Will the Pirates' lineup, bench, rotation or bullpen look different by that point? Stay tuned.
"There's a really good group of players down there that have played really well for the first 40-some games and really well for the last 20- or 30-some games," Huntington said. "We would love to add to that group, and we'll continue to look to do so when it makes sense."
Dueling pitchers who rake: Musgrove carried a no-hitter into the fifth inning, but the Mets broke it up with a pair of infield singles. Austin Jackson led off the inning with a single to shortstop Sean Rodriguez, but he was erased by Kevin Plawecki's double-play grounder. Rodriguez then made another sharp play at short, but Luis Guillorme still reached safely.
Up came Wheeler, batting with two outs in a scoreless tie.
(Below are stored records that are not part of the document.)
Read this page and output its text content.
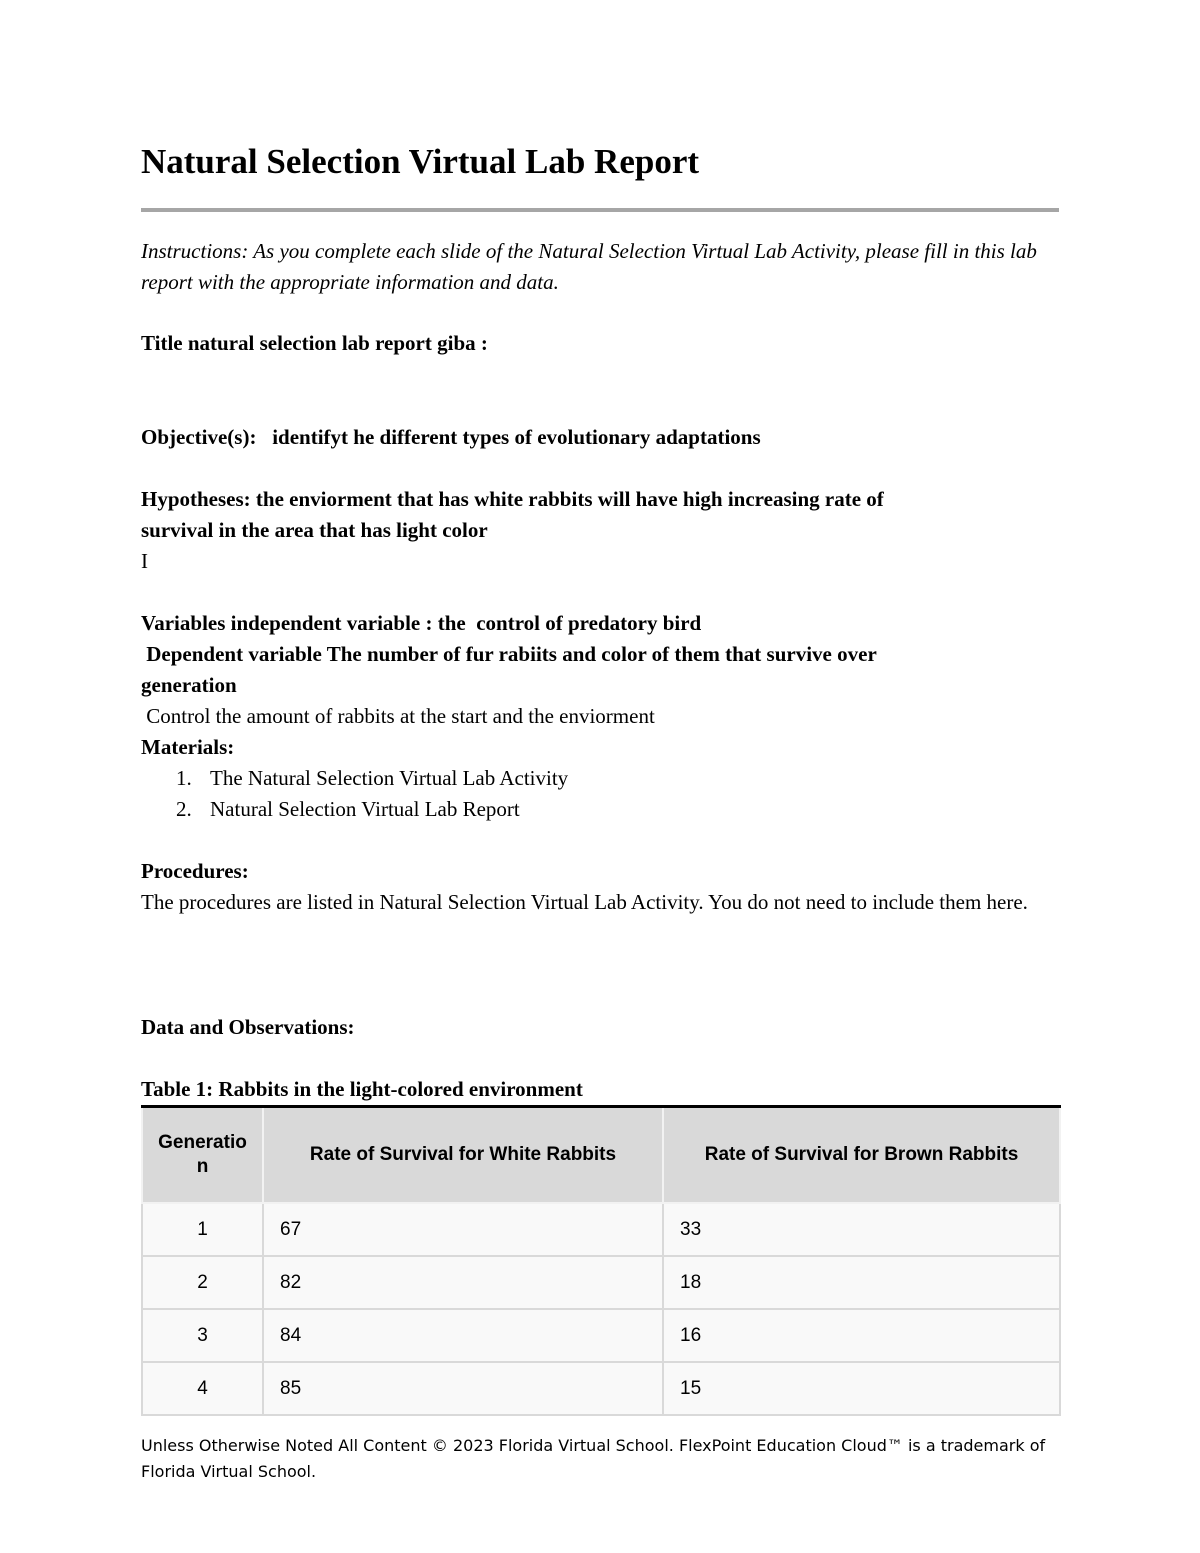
Natural Selection Virtual Lab Report

Instructions: As you complete each slide of the Natural Selection Virtual Lab Activity, please fill in this lab report with the appropriate information and data.

Title natural selection lab report giba :

Objective(s):   identifyt he different types of evolutionary adaptations

Hypotheses: the enviorment that has white rabbits will have high increasing rate of

survival in the area that has light color

I

Variables independent variable : the  control of predatory bird

Dependent variable The number of fur rabiits and color of them that survive over

generation

Control the amount of rabbits at the start and the enviorment

Materials:

1. The Natural Selection Virtual Lab Activity
2. Natural Selection Virtual Lab Report

Procedures:

The procedures are listed in Natural Selection Virtual Lab Activity. You do not need to include them here.

Data and Observations:

Table 1: Rabbits in the light-colored environment

Generation	Rate of Survival for White Rabbits	Rate of Survival for Brown Rabbits
1	67	33
2	82	18
3	84	16
4	85	15

Unless Otherwise Noted All Content © 2023 Florida Virtual School. FlexPoint Education Cloud™ is a trademark of Florida Virtual School.
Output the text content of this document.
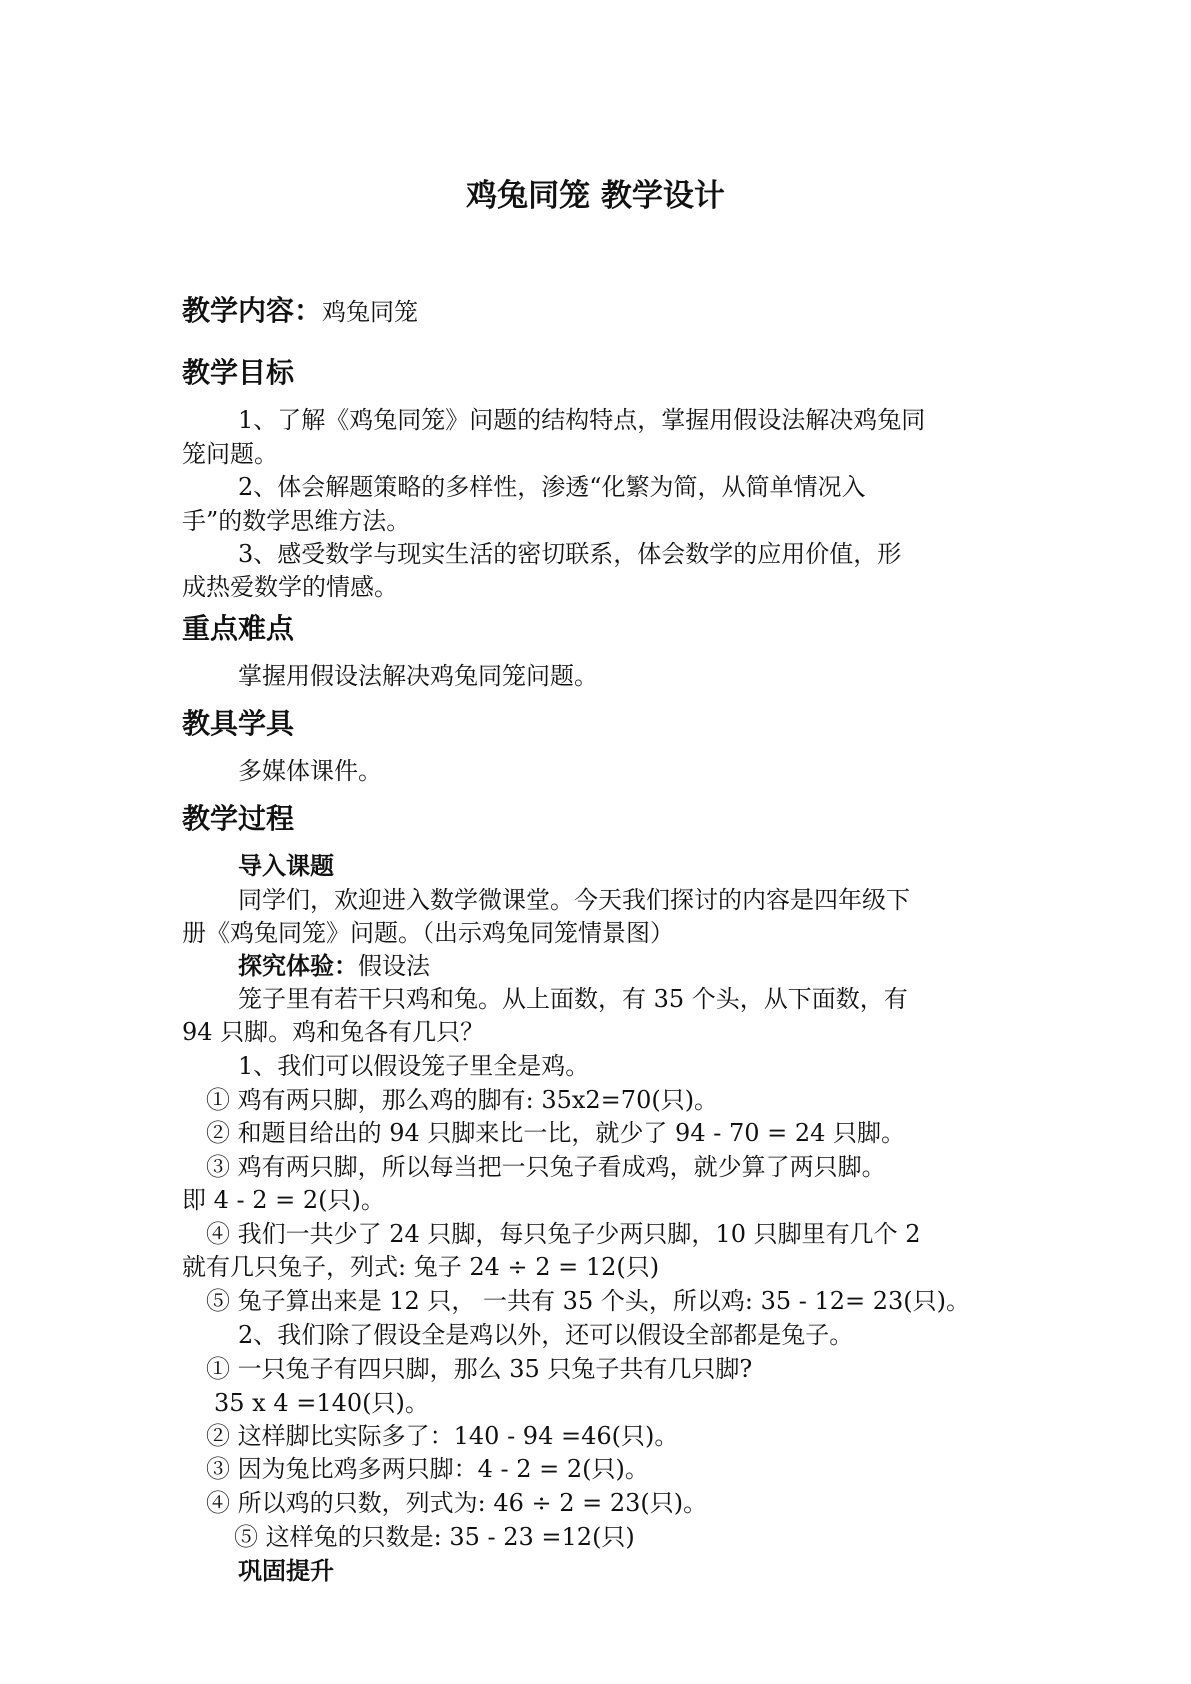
鸡兔同笼 教学设计
教学内容：鸡兔同笼
教学目标
1、了解《鸡兔同笼》问题的结构特点，掌握用假设法解决鸡兔同
笼问题。
2、体会解题策略的多样性，渗透“化繁为简，从简单情况入
手”的数学思维方法。
3、感受数学与现实生活的密切联系，体会数学的应用价值，形
成热爱数学的情感。
重点难点
掌握用假设法解决鸡兔同笼问题。
教具学具
多媒体课件。
教学过程
导入课题
同学们，欢迎进入数学微课堂。今天我们探讨的内容是四年级下
册《鸡兔同笼》问题。（出示鸡兔同笼情景图）
探究体验：假设法
笼子里有若干只鸡和兔。从上面数，有 35 个头，从下面数，有
94 只脚。鸡和兔各有几只？
1、我们可以假设笼子里全是鸡。
① 鸡有两只脚，那么鸡的脚有: 35x2=70(只)。
② 和题目给出的 94 只脚来比一比，就少了 94 - 70 = 24 只脚。
③ 鸡有两只脚，所以每当把一只兔子看成鸡，就少算了两只脚。
即 4 - 2 = 2(只)。
④ 我们一共少了 24 只脚，每只兔子少两只脚，10 只脚里有几个 2
就有几只兔子，列式: 兔子 24 ÷ 2 = 12(只)
⑤ 兔子算出来是 12 只， 一共有 35 个头，所以鸡: 35 - 12= 23(只)。
2、我们除了假设全是鸡以外，还可以假设全部都是兔子。
① 一只兔子有四只脚，那么 35 只兔子共有几只脚?
35 x 4 =140(只)。
② 这样脚比实际多了：140 - 94 =46(只)。
③ 因为兔比鸡多两只脚：4 - 2 = 2(只)。
④ 所以鸡的只数，列式为: 46 ÷ 2 = 23(只)。
⑤ 这样兔的只数是: 35 - 23 =12(只)
巩固提升
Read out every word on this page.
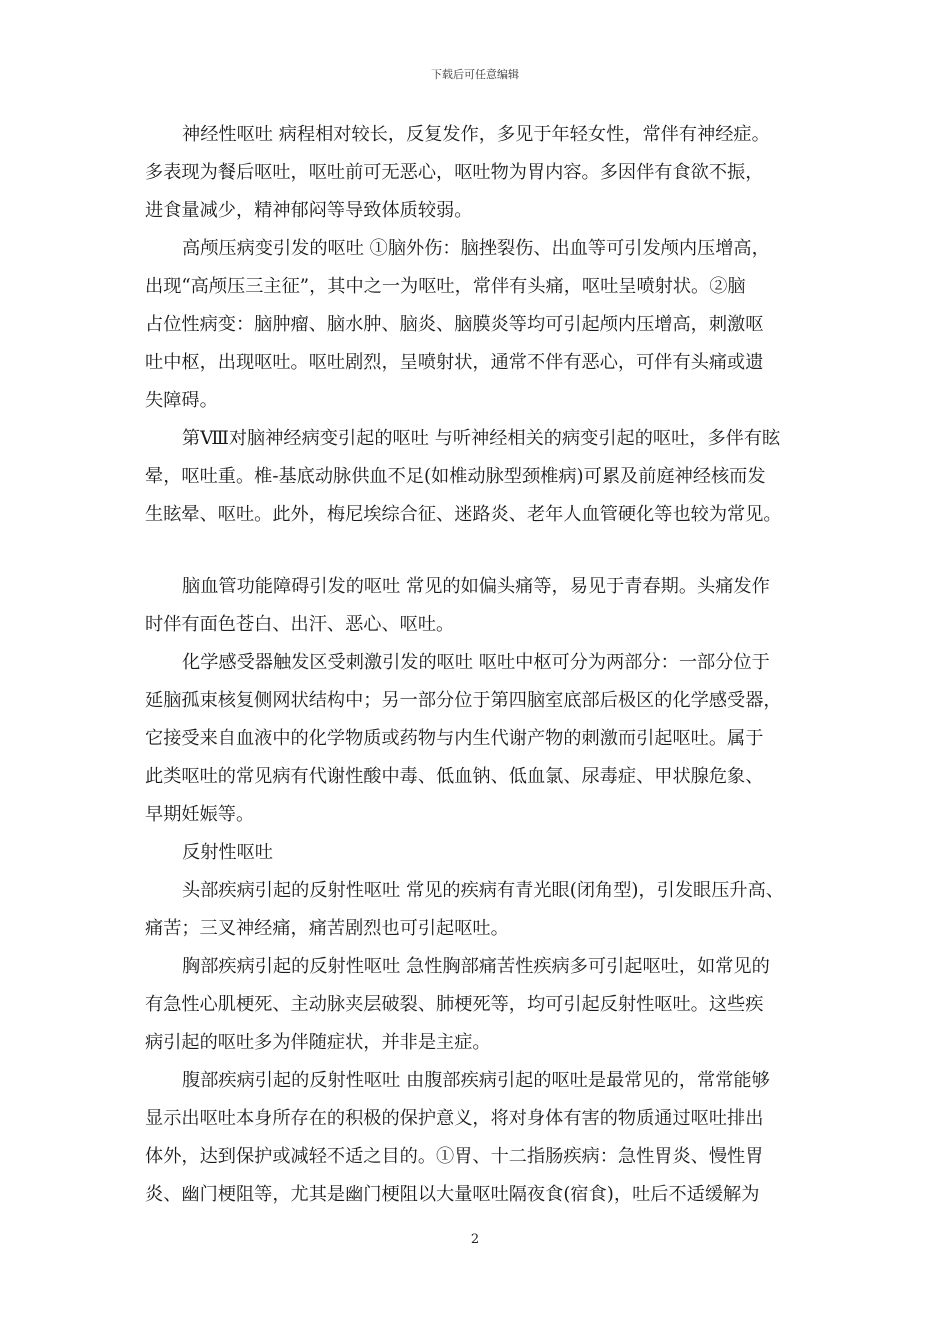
下载后可任意编辑
神经性呕吐 病程相对较长，反复发作，多见于年轻女性，常伴有神经症。
多表现为餐后呕吐，呕吐前可无恶心，呕吐物为胃内容。多因伴有食欲不振，
进食量减少，精神郁闷等导致体质较弱。
高颅压病变引发的呕吐 ①脑外伤：脑挫裂伤、出血等可引发颅内压增高，
出现“高颅压三主征”，其中之一为呕吐，常伴有头痛，呕吐呈喷射状。②脑
占位性病变：脑肿瘤、脑水肿、脑炎、脑膜炎等均可引起颅内压增高，刺激呕
吐中枢，出现呕吐。呕吐剧烈，呈喷射状，通常不伴有恶心，可伴有头痛或遗
失障碍。
第Ⅷ对脑神经病变引起的呕吐 与听神经相关的病变引起的呕吐，多伴有眩
晕，呕吐重。椎-基底动脉供血不足(如椎动脉型颈椎病)可累及前庭神经核而发
生眩晕、呕吐。此外，梅尼埃综合征、迷路炎、老年人血管硬化等也较为常见。
脑血管功能障碍引发的呕吐 常见的如偏头痛等，易见于青春期。头痛发作
时伴有面色苍白、出汗、恶心、呕吐。
化学感受器触发区受刺激引发的呕吐 呕吐中枢可分为两部分：一部分位于
延脑孤束核复侧网状结构中；另一部分位于第四脑室底部后极区的化学感受器，
它接受来自血液中的化学物质或药物与内生代谢产物的刺激而引起呕吐。属于
此类呕吐的常见病有代谢性酸中毒、低血钠、低血氯、尿毒症、甲状腺危象、
早期妊娠等。
反射性呕吐
头部疾病引起的反射性呕吐 常见的疾病有青光眼(闭角型)，引发眼压升高、
痛苦；三叉神经痛，痛苦剧烈也可引起呕吐。
胸部疾病引起的反射性呕吐 急性胸部痛苦性疾病多可引起呕吐，如常见的
有急性心肌梗死、主动脉夹层破裂、肺梗死等，均可引起反射性呕吐。这些疾
病引起的呕吐多为伴随症状，并非是主症。
腹部疾病引起的反射性呕吐 由腹部疾病引起的呕吐是最常见的，常常能够
显示出呕吐本身所存在的积极的保护意义，将对身体有害的物质通过呕吐排出
体外，达到保护或减轻不适之目的。①胃、十二指肠疾病：急性胃炎、慢性胃
炎、幽门梗阻等，尤其是幽门梗阻以大量呕吐隔夜食(宿食)，吐后不适缓解为
2
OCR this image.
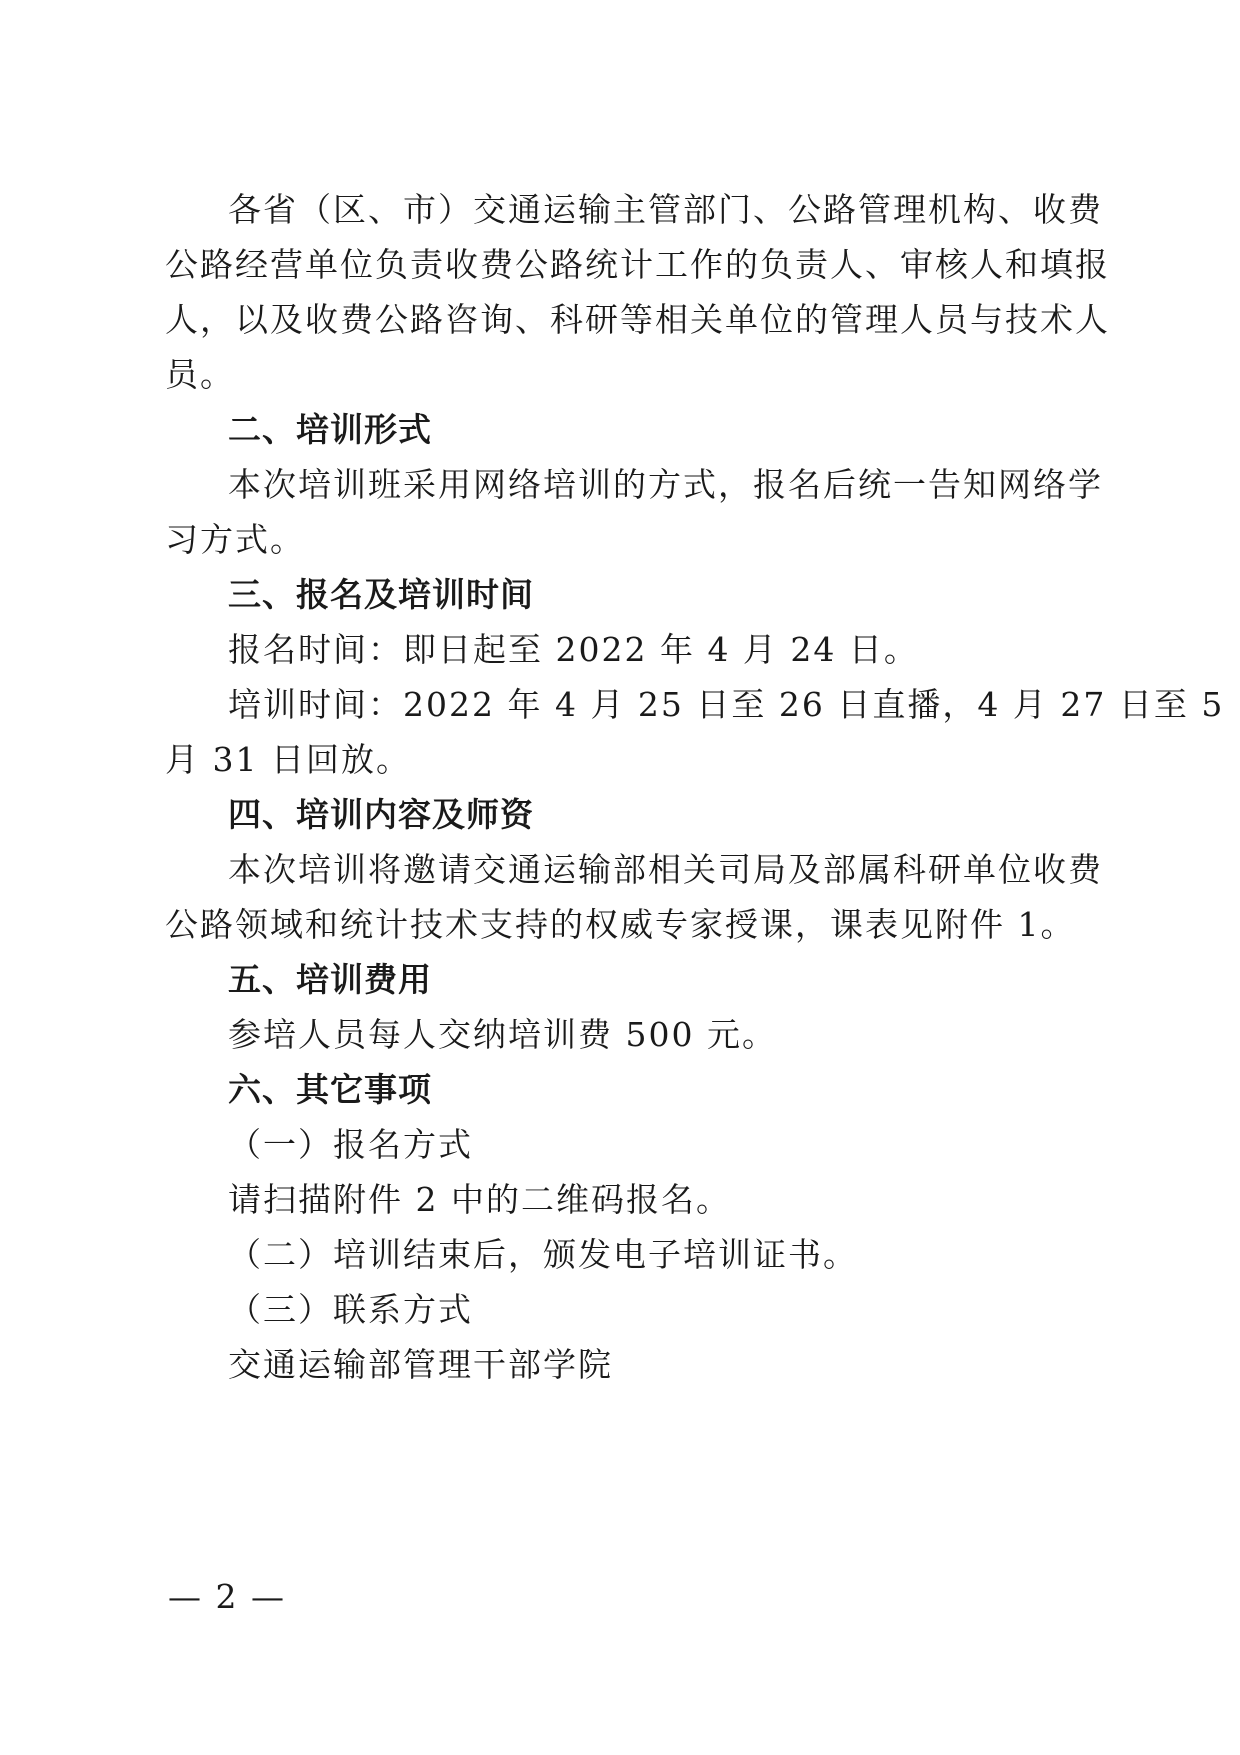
各省（区、市）交通运输主管部门、公路管理机构、收费
公路经营单位负责收费公路统计工作的负责人、审核人和填报
人，以及收费公路咨询、科研等相关单位的管理人员与技术人
员。
二、培训形式
本次培训班采用网络培训的方式，报名后统一告知网络学
习方式。
三、报名及培训时间
报名时间：即日起至 2022 年 4 月 24 日。
培训时间：2022 年 4 月 25 日至 26 日直播，4 月 27 日至 5
月 31 日回放。
四、培训内容及师资
本次培训将邀请交通运输部相关司局及部属科研单位收费
公路领域和统计技术支持的权威专家授课，课表见附件 1。
五、培训费用
参培人员每人交纳培训费 500 元。
六、其它事项
（一）报名方式
请扫描附件 2 中的二维码报名。
（二）培训结束后，颁发电子培训证书。
（三）联系方式
交通运输部管理干部学院
— 2 —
The lefty-hitting starter pulled Musgrove's 1-1 fastball to right field for a double, driving in New York's only run of the day.

"I think he probably feels really good right now, being able to kind of win the game himself with a big double there," Musgrove said. "It was a well-pitched game on both ends."
The last time the Mets beat the Pirates, 1-0, with the only run scoring on an RBI by the pitcher was on Sept. 12, 1969. It actually happened twice that day, as the Mets swept a doubleheader in which the only runs were driven in by starters Jerry Koosman and Don Cardwell.
"We try to learn. We try to learn all the time from what went well, what didn't go well, what could we have done differently, what I should have done differently. We'll continue to do that. We want to respect that we're in a playoff hunt. And what can we do to enhance our chances this year, while at the same time trying to enhance our chances for the future as well?"-- Huntington, on approaching the non-waiver Trade Deadline
After Monday's off-day and Tuesday's 4 p.m. ET non-waiver Trade Deadline, the Pirates will return to PNC Park to host the Cubs at 7:05 p.m. on Tuesday. Right-hander Jameson Taillon, who has a 3.09 ERA over his last 11 starts, will line up against Lester as Pittsburgh hopes to make up some ground in the NL Central race.